It's always funny to me when people claim that the prequels washed away anything "Lovecraftian" about the original film when, really, those two films (love 'em, hate 'em, whatever) mostly just open up a whole new can of worms that emphasize the weirder elements of the original Alien (the rapid growth and the ability to bond with and take traits from the host's biological matter, for example) that I would certainly describe as follows:
QuoteLovecraftian horror, sometimes used interchangeably with "cosmic horror" is a subgenre of horror fiction and weird fiction that emphasizes the horror of the unknowable and incomprehensible more than gore or other elements of shock.
https://en.wikipedia.org/wiki/Lovecraftian_horrorWe don't completely understand how the pathogen came to be, where it originates from, or the full extent of what can be done with it; we do know, however, that it has built in traits that can be honed and expanded upon, allowing for any entity experimenting with it in tandem with different biological matter to uniquely create or release something as primordial as the Deacon or, in the hands of one who considers himself a rather expert artisan (and a god, all the same), David's "Perfect Organism" that we all know and love from the original films. But those are just seemingly two ends of a rather diverse spectrum of creations, in which a multitude of other "unknowable and incomprehensible" iterations can and presumably do exist, just waiting for a new set of hands to shape and guide the pathogen in a unique, creative way. That's where something like the result of the experimentation in
Into Charybdis becomes really interesting to me...

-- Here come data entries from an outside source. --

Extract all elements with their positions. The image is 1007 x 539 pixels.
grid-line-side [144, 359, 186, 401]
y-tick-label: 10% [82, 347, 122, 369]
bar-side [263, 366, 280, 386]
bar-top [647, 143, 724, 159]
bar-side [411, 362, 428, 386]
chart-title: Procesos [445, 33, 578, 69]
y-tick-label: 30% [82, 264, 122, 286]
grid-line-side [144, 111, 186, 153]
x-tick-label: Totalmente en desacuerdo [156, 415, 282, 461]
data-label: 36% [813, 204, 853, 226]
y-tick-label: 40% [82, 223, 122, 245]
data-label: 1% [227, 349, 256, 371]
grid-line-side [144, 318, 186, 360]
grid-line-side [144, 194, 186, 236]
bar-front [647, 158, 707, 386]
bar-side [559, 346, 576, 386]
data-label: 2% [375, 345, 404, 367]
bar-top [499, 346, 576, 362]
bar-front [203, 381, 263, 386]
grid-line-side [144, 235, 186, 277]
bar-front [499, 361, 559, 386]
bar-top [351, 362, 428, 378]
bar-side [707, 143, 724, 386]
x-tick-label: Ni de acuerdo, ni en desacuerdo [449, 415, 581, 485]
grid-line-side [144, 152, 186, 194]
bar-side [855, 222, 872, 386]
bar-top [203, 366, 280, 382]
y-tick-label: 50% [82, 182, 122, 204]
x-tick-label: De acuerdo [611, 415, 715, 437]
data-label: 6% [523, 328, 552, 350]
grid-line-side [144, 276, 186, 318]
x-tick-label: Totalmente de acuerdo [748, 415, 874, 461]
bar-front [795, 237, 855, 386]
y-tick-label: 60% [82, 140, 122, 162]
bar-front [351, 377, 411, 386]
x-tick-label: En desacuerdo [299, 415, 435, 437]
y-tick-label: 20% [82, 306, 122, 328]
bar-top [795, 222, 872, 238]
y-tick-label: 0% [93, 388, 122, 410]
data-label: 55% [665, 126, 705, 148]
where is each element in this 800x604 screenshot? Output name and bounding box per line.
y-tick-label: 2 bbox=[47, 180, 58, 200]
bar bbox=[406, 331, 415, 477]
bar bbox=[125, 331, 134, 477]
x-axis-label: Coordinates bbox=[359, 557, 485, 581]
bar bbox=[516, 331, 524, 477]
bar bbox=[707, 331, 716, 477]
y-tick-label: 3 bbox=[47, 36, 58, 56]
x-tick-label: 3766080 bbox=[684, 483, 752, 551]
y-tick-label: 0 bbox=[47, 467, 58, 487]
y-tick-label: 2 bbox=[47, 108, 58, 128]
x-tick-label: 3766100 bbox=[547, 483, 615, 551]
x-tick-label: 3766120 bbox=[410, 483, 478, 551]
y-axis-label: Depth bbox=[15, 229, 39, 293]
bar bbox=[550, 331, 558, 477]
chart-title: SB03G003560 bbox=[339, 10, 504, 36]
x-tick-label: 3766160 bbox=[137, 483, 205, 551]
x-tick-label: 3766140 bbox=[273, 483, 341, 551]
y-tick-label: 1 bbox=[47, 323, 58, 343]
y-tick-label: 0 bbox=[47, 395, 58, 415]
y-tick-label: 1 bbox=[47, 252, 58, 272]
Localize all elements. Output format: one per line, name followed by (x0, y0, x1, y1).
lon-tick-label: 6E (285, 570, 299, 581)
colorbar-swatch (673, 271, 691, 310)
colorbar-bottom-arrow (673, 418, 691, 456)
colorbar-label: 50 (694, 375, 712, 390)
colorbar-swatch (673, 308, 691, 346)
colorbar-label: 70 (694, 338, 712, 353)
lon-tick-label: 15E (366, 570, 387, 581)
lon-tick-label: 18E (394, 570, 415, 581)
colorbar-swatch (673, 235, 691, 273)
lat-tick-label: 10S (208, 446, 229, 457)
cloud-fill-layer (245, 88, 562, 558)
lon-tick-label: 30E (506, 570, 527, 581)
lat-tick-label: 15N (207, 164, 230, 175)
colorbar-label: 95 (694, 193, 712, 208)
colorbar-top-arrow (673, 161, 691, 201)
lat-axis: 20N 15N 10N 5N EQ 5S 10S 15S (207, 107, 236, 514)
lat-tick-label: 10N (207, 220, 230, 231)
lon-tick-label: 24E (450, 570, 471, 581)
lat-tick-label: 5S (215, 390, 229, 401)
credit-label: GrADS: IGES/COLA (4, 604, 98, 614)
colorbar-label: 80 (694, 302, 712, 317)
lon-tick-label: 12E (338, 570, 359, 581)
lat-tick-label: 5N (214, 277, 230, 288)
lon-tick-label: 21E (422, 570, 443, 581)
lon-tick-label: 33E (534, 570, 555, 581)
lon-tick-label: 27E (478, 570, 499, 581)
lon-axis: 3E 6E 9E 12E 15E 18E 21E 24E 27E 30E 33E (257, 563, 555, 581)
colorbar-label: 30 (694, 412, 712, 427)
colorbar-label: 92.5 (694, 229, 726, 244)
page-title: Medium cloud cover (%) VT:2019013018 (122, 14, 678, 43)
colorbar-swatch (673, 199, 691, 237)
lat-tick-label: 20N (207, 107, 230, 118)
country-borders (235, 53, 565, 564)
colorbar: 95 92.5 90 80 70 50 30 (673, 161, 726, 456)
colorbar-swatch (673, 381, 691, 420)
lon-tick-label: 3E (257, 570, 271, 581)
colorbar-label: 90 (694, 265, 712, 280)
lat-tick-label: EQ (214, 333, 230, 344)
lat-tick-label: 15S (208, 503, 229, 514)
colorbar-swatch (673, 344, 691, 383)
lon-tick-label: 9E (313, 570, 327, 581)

The division between "science" and "magic" does indeed start to blur, but the pathogen does function, in a sense, like a biomechanical nano-technology, capable of being both reprogramed and grafted onto biological material in such a way that it can yield all manner of "unknowable and incomprehensible" eldritch horrors.
We humans were created by the Enginners simply because they could. Our creation, an android that was created with a similar nonchalant intent, then picked up the pieces left by those old spacefaring gods and surpassing humans in order to create something he deems to be beautiful and perfect. Where does that leave us humans, insignificant pawns navigating this dangerous universe in which we have no true place or cause?